J) CONCLUSION & COMMENTS
The decision is a careful reaffirmation of constitutional primacy over criminalisation of speech. It preserves a protective approach to political protest and poetic expressions that do not single out protected groups. Procedurally, it balances mandatory FIR registration duties with a statutory, pragmatic safeguard (s.173(3) BNSS) to prevent frivolous prosecutions for speech-related acts.
For practitioners, the case is a template: when defending speech-based FIRs, focus on textual/contextual analysis, absence of group-targeted imputations, and absence of mens rea; procedurally invoke s.173(3) and Article 19 doctrine.

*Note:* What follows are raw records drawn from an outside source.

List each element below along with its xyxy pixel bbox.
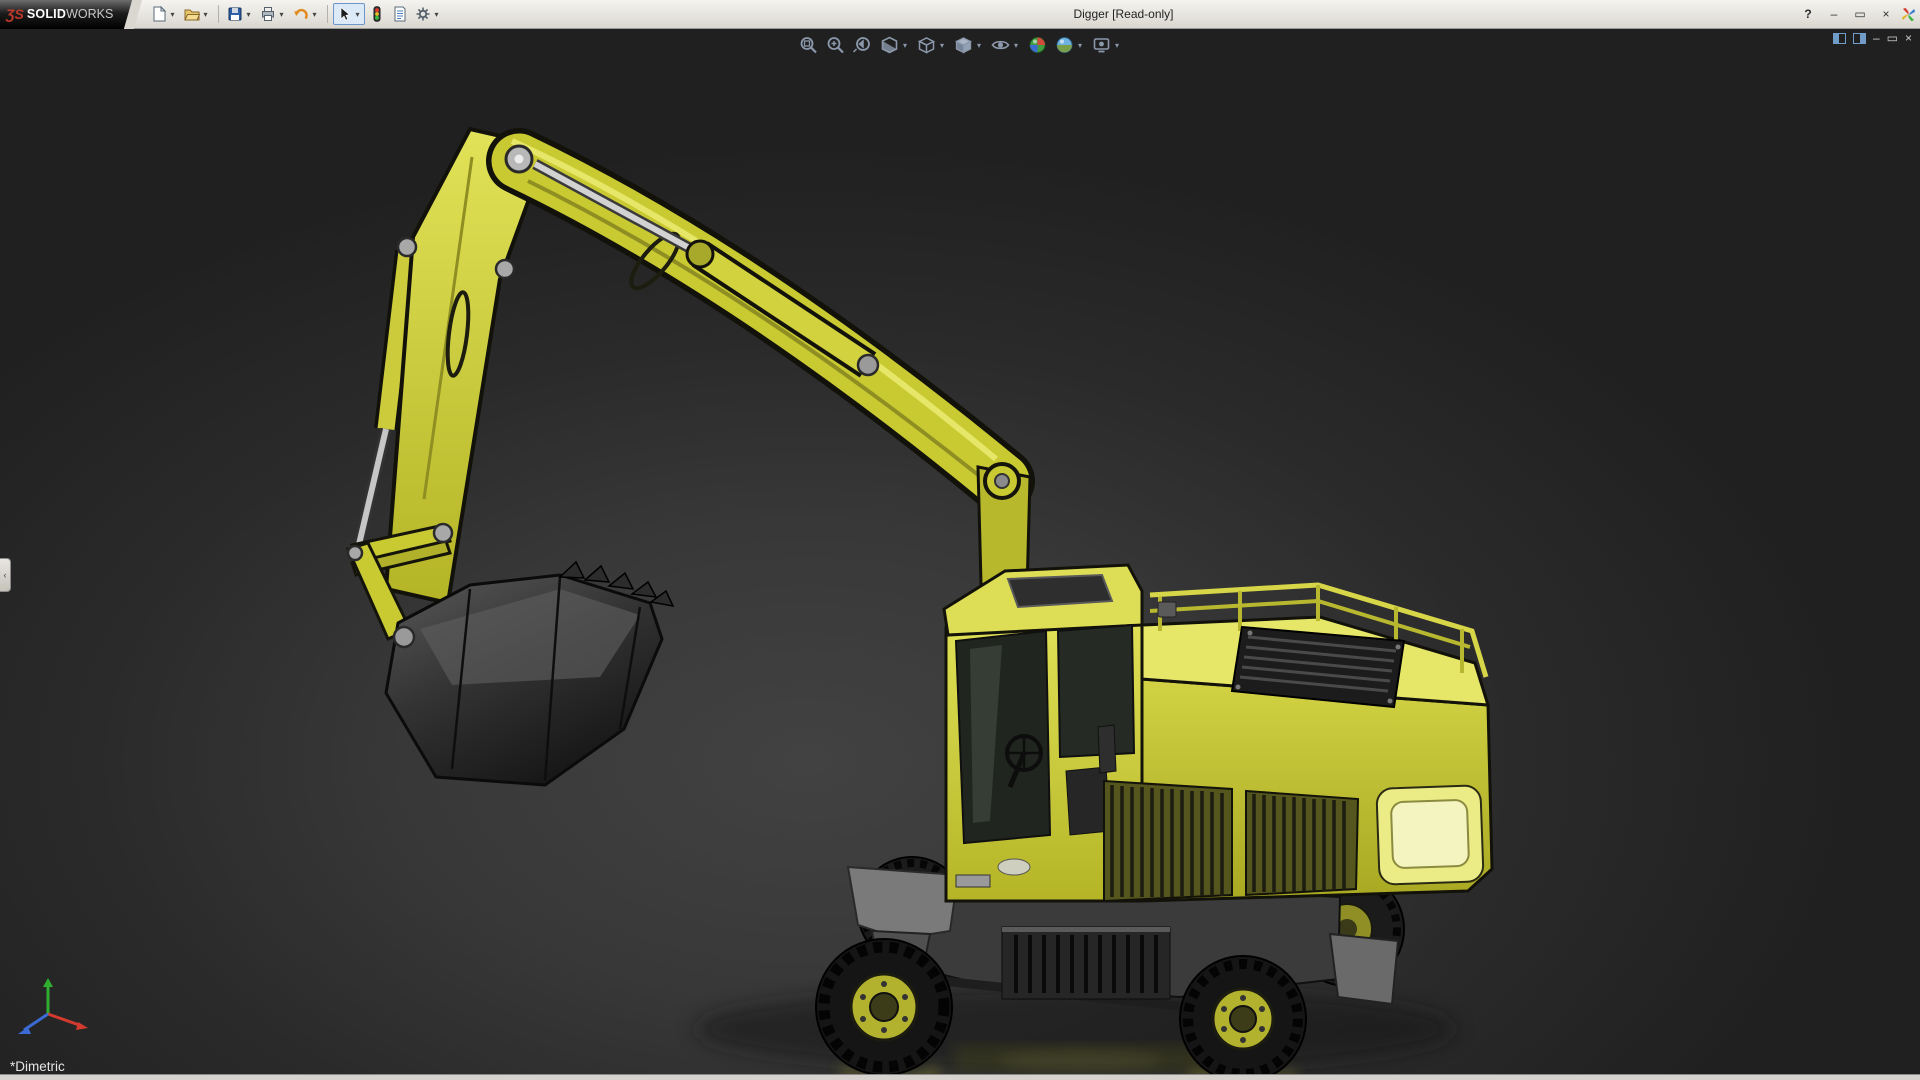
rear-panel [1375, 784, 1485, 886]
new-document-icon [153, 6, 167, 22]
open-folder-icon [184, 9, 200, 21]
zoom-to-area-button[interactable] [824, 34, 848, 56]
file-properties-icon [394, 6, 406, 22]
menu-bar: ƷS SOLID WORKS ▾ ▾ ▾ ▾ ▾ ▾ ▾ Digger [Rea… [0, 0, 1920, 29]
dropdown-arrow[interactable]: ▾ [938, 41, 947, 50]
hide-show-items-button[interactable]: ▾ [989, 34, 1023, 56]
toolbar-separator [327, 5, 328, 23]
window-controls: ? – ▭ × [1797, 4, 1920, 24]
printer-icon [262, 7, 274, 21]
view-settings-icon [1093, 38, 1110, 53]
section-view-button[interactable]: ▾ [878, 34, 912, 56]
standard-toolbar: ▾ ▾ ▾ ▾ ▾ ▾ ▾ [134, 3, 450, 25]
edit-appearance-sphere-icon [1029, 37, 1046, 53]
save-floppy-icon [228, 7, 242, 21]
view-orientation-cube-icon [917, 37, 936, 54]
headlight [997, 858, 1031, 876]
graphics-area[interactable]: ▾ ▾ ▾ ▾ ▾ ▾ – ▭ × ‹ *Dimetric [0, 29, 1920, 1074]
document-restore-button[interactable]: ▭ [1887, 32, 1898, 44]
document-close-button[interactable]: × [1905, 32, 1912, 44]
solidworks-logo: ƷS SOLID WORKS [0, 0, 134, 29]
window-title: Digger [Read-only] [1073, 7, 1174, 21]
side-grille-left [1103, 779, 1233, 903]
dropdown-arrow[interactable]: ▾ [168, 10, 177, 19]
help-button[interactable]: ? [1797, 4, 1819, 24]
document-minimize-button[interactable]: – [1873, 32, 1880, 44]
zoom-to-area-icon [827, 37, 844, 54]
close-button[interactable]: × [1875, 4, 1897, 24]
hide-show-eye-icon [991, 40, 1010, 50]
featuremanager-flyout-tab[interactable]: ‹ [0, 558, 11, 592]
toolbar-separator [218, 5, 219, 23]
zoom-to-fit-icon [800, 37, 817, 54]
display-style-icon [955, 37, 972, 54]
rebuild-button[interactable] [366, 3, 388, 25]
solidworks-window: ƷS SOLID WORKS ▾ ▾ ▾ ▾ ▾ ▾ ▾ Digger [Rea… [0, 0, 1920, 1080]
solidworks-logo-icon: ƷS [6, 6, 24, 22]
options-gear-icon [416, 7, 430, 21]
split-pane-right-icon[interactable] [1852, 32, 1866, 44]
front-wheel-right [1179, 955, 1307, 1074]
undo-arrow-icon [294, 8, 308, 20]
dropdown-arrow[interactable]: ▾ [201, 10, 210, 19]
brand-text-bold: SOLID [26, 7, 67, 21]
split-pane-left-icon[interactable] [1832, 32, 1846, 44]
exhaust [1157, 601, 1177, 618]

For police, the judgment is a corrective: ensure constitutional duties are embedded in training; use the preliminary inquiry power when intended by statute; and avoid mechanical FIR registration that chills legitimate expression.
K) REFERENCES
a. Important Cases Referred
-
Imran Pratapgadhi v. State of Gujarat & Anr., [2025] 3 S.C.R. 1309 : 2025 INSC 410.
-
Lalita Kumari v. Govt. of U.P., (2014) 2 SCC 1.
-
Javed Ahmad Hajam v. State of Maharashtra, (2024) 4 SCC 156.
-
Manzar Sayeed Khan v. State of Maharashtra, (2007) 5 SCC 1.
-
Patricia Mukhim v. State of Meghalaya, (2021) 15 SCC 35.
-
Bhagwati Charan Shukla v. Provincial Government, C.P. & Berar, 1946 SCC OnLine MP 5.
-
Ramesh v. Union of India, (1988) 1 SCC 668.
-
Neeharika Infrastructure Pvt. Ltd. v. State of Maharashtra, 2021 SCC OnLine SC 315.
b. Important Statutes Referred
-
Bharatiya Nyaya Sanhita, 2023 (ss.196, 197(1), 299, 302, 57).
-
Bharatiya Nagarik Suraksha Sanhita, 2023 (ss.173(1), 173(3), 528).
-
Constitution of India (Articles 19(1)(a), 19(2), 51-A(a)).
-
Code of Criminal Procedure, 1973 (s.154 — comparative principles).